If OP was appointed in the will as the person who gets the money to keep and manage in trust for the grandchildren, he IS the trustee and must administer the trust. He can get help, but is the one ultimately responsible for the trusts. I.e., unless the will states otherwise, the trustee IS the administrator.
Further, the MIL entrusted OP with the money, which includes how to invest and manage it. Although OP may be open to input from the parents, OP is not required to listen to them and follow their requests. OP has to think what is best for each of the grandchildren since it is their money.
muscou
Aug 19th, 2009, 06:45 PM
My wife and myself are indeed the administrators. I'll have to read more on the tax election to see what can be done.
I like the ideas of one account per family. I can then invest my kids money more aggressively and be somewhat more conservatives for other families while limiting expenses. I can certainly handle the accounting for accounts with more than one child.
Thank you everyone for your advices.
VivienM
Aug 19th, 2009, 08:44 PM
I like the ideas of one account per family. I can then invest my kids money more aggressively and be somewhat more conservatives for other families while limiting expenses.
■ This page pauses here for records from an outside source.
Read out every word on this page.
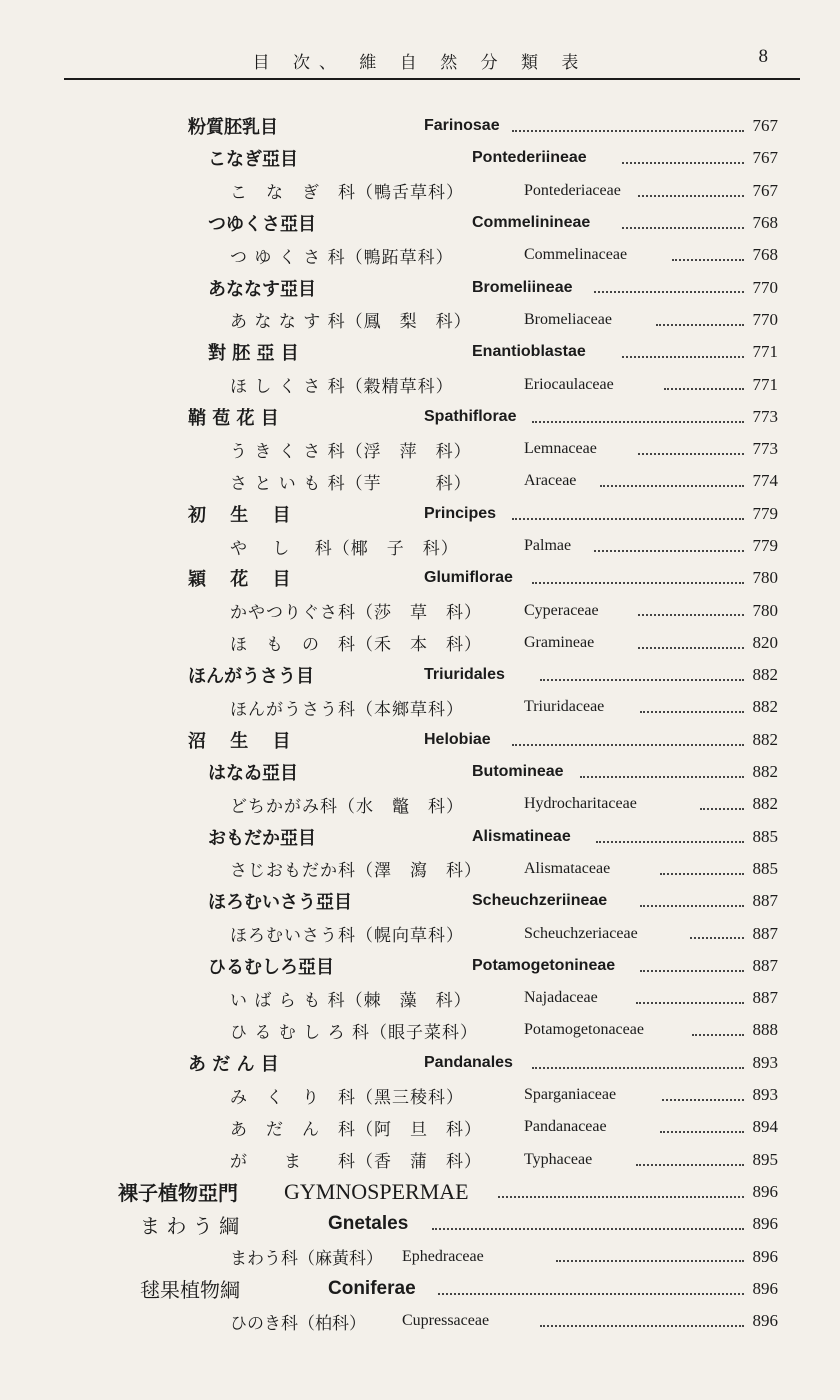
目 次、 維 自 然 分 類 表	8
粉質胚乳目	Farinosae	767
こなぎ亞目	Pontederiineae	767
こ　な　ぎ　科（鴨舌草科）	Pontederiaceae	767
つゆくさ亞目	Commelinineae	768
つ ゆ く さ 科（鴨跖草科）	Commelinaceae	768
あななす亞目	Bromeliineae	770
あ な な す 科（鳳　梨　科）	Bromeliaceae	770
對 胚 亞 目	Enantioblastae	771
ほ し く さ 科（穀精草科）	Eriocaulaceae	771
鞘 苞 花 目	Spathiflorae	773
う き く さ 科（浮　萍　科）	Lemnaceae	773
さ と い も 科（芋　　　科）	Araceae	774
初　 生　 目	Principes	779
や　 し　 科（椰　子　科）	Palmae	779
穎　 花　 目	Glumiflorae	780
かやつりぐさ科（莎　草　科）	Cyperaceae	780
ほ　も　の　科（禾　本　科）	Gramineae	820
ほんがうさう目	Triuridales	882
ほんがうさう科（本鄉草科）	Triuridaceae	882
沼　 生　 目	Helobiae	882
はなゐ亞目	Butomineae	882
どちかがみ科（水　鼈　科）	Hydrocharitaceae	882
おもだか亞目	Alismatineae	885
さじおもだか科（澤　瀉　科）	Alismataceae	885
ほろむいさう亞目	Scheuchzeriineae	887
ほろむいさう科（幌向草科）	Scheuchzeriaceae	887
ひるむしろ亞目	Potamogetonineae	887
い ば ら も 科（棘　藻　科）	Najadaceae	887
ひ る む し ろ 科（眼子菜科）	Potamogetonaceae	888
あ だ ん 目	Pandanales	893
み　く　り　科（黑三稜科）	Sparganiaceae	893
あ　だ　ん　科（阿　旦　科）	Pandanaceae	894
が　　ま　　科（香　蒲　科）	Typhaceae	895
裸子植物亞門 GYMNOSPERMAE	896
ま わ う 綱	Gnetales	896
まわう科（麻黃科） Ephedraceae	896
毬果植物綱	Coniferae	896
ひのき科（柏科） Cupressaceae	896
I can certainly handle the accounting for accounts with more than one child.
You may want to get some legal advice before doing that. The last thing you'd want is the parents of the other families coming after you because their kids were treated differently from yours.
Also, you may want to get legal advice about how aggressive you can be with investing. There are rules in the Trustee Act (for Ont.) and in the common law about that, IIRC.
Finally, one last point: if you're holding the money in trust for your kids, keep in mind they too can sue YOU for breach of trust/fiduciary duty if their high-risk investments go belly up. And yes, the courts are full of nasty nasty disputes over money between family members...
muscou
Aug 19th, 2009, 09:21 PM
You may want to get some legal advice before doing that. The last thing you'd want is the parents of the other families coming after you because their kids were treated differently from yours.
Also, you may want to get legal advice about how aggressive you can be with investing. There are rules in the Trustee Act (for Ont.) and in the common law about that, IIRC.
Finally, one last point: if you're holding the money in trust for your kids, keep in mind they too can sue YOU for breach of trust/fiduciary duty if their high-risk investments go belly up. And yes, the courts are full of nasty nasty disputes over money between family members...
All interesting points. I read the trustee act a while back so I'll have to go trough it again. I wanted to be very aggressive with younger kids ( and even more so with mine) and less with older one, as most financial advisor would probably recommend, i.e. take more risk for longer term investment. In fact, I could probably hire one to tell me exactly that which might help with respect to potential lawsuit.